Saya ingin coba mengingatkan. Tak semua kalimat semacam itu bisa dipraktikkan dalam segala aspek kehidupan. Kalimat itu hanya patut digunakan ketika apa yang kita lakukan memang baik dan benar. Sesuai dengan apa yang nurani katakan. Bermanfaat juga buat diri sendiri dan lingkungan sekitar.
Nah, kalo lebih banyak mudharatnya, kenapa pula harus pakai tag prinsip hidup seperti itu? Kan jadi ambigu dengan mereka yang berusaha jadi lebih baik tanpa memikirkan pendapat sekitarnya? Jika faktanya tak banyak manfaat yang didapat dan jelas keluar dari nurani, jangan pernah kita mencoba membuat ‘tameng’ dengan menggunakan kalimat di atas sebagai salah satu prinsip hidup.
Pasrah boleh, tapi jangan menjadi tak peduli. Setiap yang dikatakan oleh seseorang tentang diri kita memang tak sepenuhnya benar. Tapi itu bukan alasan untuk membuat kita jadi acuh tak acuh.
Jika kita baik dan dianggap buruk, maka bersabarlah.
Jika kita buruk dan memang sepenuhnya buruk, perbaikilah diri.

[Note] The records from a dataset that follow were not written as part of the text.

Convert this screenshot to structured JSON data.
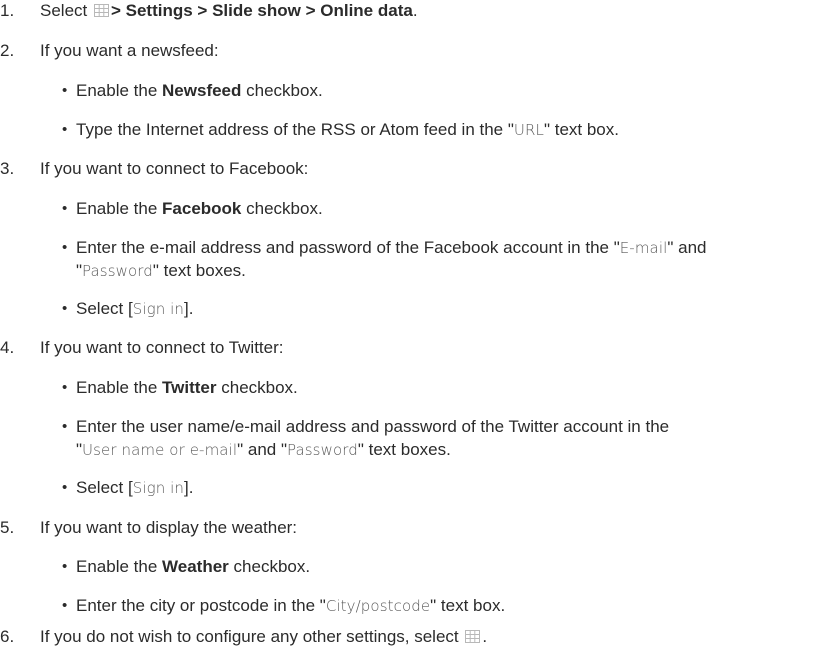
{
  "steps": [
    {
      "number": "1.",
      "parts": {
        "prefix": "Select",
        "path": "> Settings > Slide show > Online data",
        "suffix": "."
      }
    },
    {
      "number": "2.",
      "text": "If you want a newsfeed:",
      "bullets": [
        {
          "pre": "Enable the",
          "bold": "Newsfeed",
          "post": "checkbox."
        },
        {
          "pre": "Type the Internet address of the RSS or Atom feed in the \"",
          "label": "URL",
          "post": "\" text box."
        }
      ]
    },
    {
      "number": "3.",
      "text": "If you want to connect to Facebook:",
      "bullets": [
        {
          "pre": "Enable the",
          "bold": "Facebook",
          "post": "checkbox."
        },
        {
          "line1_pre": "Enter the e-mail address and password of the Facebook account in the \"",
          "line1_label": "E-mail",
          "line1_post": "\" and",
          "line2_pre": "\"",
          "line2_label": "Password",
          "line2_post": "\" text boxes."
        },
        {
          "pre": "Select [",
          "label": "Sign in",
          "post": "]."
        }
      ]
    },
    {
      "number": "4.",
      "text": "If you want to connect to Twitter:",
      "bullets": [
        {
          "pre": "Enable the",
          "bold": "Twitter",
          "post": "checkbox."
        },
        {
          "line1": "Enter the user name/e-mail address and password of the Twitter account in the",
          "line2_pre": "\"",
          "line2_label1": "User name or e-mail",
          "line2_mid": "\" and \"",
          "line2_label2": "Password",
          "line2_post": "\" text boxes."
        },
        {
          "pre": "Select [",
          "label": "Sign in",
          "post": "]."
        }
      ]
    },
    {
      "number": "5.",
      "text": "If you want to display the weather:",
      "bullets": [
        {
          "pre": "Enable the",
          "bold": "Weather",
          "post": "checkbox."
        },
        {
          "pre": "Enter the city or postcode in the \"",
          "label": "City/postcode",
          "post": "\" text box."
        }
      ]
    },
    {
      "number": "6.",
      "text_pre": "If you do not wish to configure any other settings, select",
      "text_post": "."
    }
  ],
  "bullet_char": "•",
  "icons": {
    "menu": "grid-menu-icon",
    "menu_color": "#b8b8b8"
  }
}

Dan hanya mereka yang tak tulus yang mengatakan kita baik, padahal sudah tau buruk.
Sisi Tersangka
Masih ada di antara kita yang kadang suka jadi tersangka? Entah serius menghujat atau sekedar nimbrung ikut-ikutan, padahal kenal aja nggak?
Boleh saja kita mengkritik tapi tentu harus dalam batasan-batasan yang baik. Gunakan bahasa yang halus dan tidak bertujuan menghakimi. Tempatkan diri di posisi mereka.
Antara kalimat- “Maaf sebelumnya, tapi aku rasa..” -dengan kalimat- “Kamu orang terbodoh yang pernah aku tau!”- kira-kira lebih baik yang mana?
Sekiranya yang tak menyakiti perasaan yang mana? Bahkan jika bisa, saat kita memberi saran, usahakan itu hanya antara ‘saya dan kamu’. Secara pribadi. Tanpa perlu orang lain tau menau.
Sekali lagi, tempatkan diri kita di posisi mereka.
***
At last, maafkan saya jika ada salah kata. Artikel ini ditulis bukan untuk menghakimi sesama, melainkan sebagai pengingat untuk kita semua. Semoga kita selalu ada dalam rahmat-Nya. 🙂
Hai orang-orang yang beriman, bertakwalah kamu kepada Allah dan katakanlah perkataan yang benar, (QS. Al-Ahzab: 70).